Abstract:In Federated Learning (FL), clients train a model locally and share it with a central aggregator to build a global model. Impermissibility to access client's data and collaborative training makes FL appealing for applications with data-privacy concerns such as medical imaging. However, these FL characteristics pose unprecedented challenges for debugging. When a global model's performance deteriorates, finding the round and the clients responsible is a major pain point. Developers resort to trial-and-error debugging with subsets of clients, hoping to increase the accuracy or let future FL rounds retune the model, which are time-consuming and costly. We design a systematic fault localization framework, FedDebug, that advances the FL debugging on two novel fronts. First, FedDebug enables interactive debugging of realtime collaborative training in FL by leveraging record and replay techniques to construct a simulation that mirrors live FL. FedDebug's {\em breakpoint} can help inspect an FL state (round, client, and global model) and seamlessly move between rounds and clients' models, enabling a fine-grained step-by-step inspection. Second, FedDebug automatically identifies the client responsible for lowering global model's performance without any testing data and labels--both are essential for existing debugging techniques.
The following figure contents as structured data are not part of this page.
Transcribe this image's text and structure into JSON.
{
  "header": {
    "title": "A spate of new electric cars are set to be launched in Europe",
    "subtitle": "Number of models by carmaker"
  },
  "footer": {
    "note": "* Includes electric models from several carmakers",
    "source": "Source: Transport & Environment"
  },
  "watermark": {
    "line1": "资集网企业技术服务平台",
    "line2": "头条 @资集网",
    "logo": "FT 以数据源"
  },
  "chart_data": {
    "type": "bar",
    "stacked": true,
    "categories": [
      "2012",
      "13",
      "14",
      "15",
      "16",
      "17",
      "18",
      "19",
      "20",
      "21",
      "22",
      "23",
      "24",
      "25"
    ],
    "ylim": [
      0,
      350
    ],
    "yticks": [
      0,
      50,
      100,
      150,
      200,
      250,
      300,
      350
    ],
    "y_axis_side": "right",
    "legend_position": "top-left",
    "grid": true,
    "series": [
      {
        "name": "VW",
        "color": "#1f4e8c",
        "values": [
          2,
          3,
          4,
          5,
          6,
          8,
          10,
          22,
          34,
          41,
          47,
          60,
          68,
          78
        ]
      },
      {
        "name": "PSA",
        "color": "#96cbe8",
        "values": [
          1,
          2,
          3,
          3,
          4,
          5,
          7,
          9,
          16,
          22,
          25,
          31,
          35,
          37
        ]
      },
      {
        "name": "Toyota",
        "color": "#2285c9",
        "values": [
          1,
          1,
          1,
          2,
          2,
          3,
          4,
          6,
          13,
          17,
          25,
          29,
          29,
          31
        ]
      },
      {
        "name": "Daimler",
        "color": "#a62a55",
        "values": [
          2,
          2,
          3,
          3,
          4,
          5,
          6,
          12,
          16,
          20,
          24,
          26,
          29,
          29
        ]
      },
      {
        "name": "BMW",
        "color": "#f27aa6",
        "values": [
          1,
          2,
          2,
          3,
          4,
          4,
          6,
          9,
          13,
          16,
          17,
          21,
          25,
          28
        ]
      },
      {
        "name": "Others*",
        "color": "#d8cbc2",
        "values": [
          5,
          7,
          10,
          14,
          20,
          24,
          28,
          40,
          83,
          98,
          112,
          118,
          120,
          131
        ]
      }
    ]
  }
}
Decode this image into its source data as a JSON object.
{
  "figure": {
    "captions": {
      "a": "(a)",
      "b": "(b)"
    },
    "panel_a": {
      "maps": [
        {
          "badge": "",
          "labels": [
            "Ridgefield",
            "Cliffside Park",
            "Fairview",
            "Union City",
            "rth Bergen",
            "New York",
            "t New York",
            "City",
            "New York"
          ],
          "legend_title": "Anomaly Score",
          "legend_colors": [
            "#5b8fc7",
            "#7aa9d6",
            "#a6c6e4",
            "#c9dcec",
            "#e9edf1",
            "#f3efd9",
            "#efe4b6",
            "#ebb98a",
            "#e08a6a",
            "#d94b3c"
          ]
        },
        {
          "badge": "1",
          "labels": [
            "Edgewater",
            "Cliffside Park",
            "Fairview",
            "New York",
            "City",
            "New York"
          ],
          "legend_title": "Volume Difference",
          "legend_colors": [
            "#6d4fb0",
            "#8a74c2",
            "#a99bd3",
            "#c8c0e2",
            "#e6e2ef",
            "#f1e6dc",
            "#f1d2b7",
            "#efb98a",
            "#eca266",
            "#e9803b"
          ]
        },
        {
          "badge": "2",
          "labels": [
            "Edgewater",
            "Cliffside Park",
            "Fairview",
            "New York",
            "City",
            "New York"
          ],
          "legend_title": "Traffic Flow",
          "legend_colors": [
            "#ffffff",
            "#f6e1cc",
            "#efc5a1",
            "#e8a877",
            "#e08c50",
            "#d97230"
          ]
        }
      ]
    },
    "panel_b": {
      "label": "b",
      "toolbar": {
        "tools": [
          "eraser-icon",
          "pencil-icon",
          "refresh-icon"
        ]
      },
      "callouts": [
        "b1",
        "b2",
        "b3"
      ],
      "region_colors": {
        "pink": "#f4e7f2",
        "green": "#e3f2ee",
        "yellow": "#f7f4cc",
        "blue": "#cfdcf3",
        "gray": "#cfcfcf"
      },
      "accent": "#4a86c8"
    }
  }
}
FedDebug's strengths come from adapting differential testing in conjunction with neurons activations to determine the precise client deviating from normal behavior. FedDebug achieves 100\% to find a single client and 90.3\% accuracy to find multiple faulty clients. FedDebug's interactive debugging incurs 1.2\% overhead during training, while it localizes a faulty client in only 2.1\% of a round's training time. With FedDebug, we bring effective debugging practices to federated learning, improving the quality and productivity of FL application developers.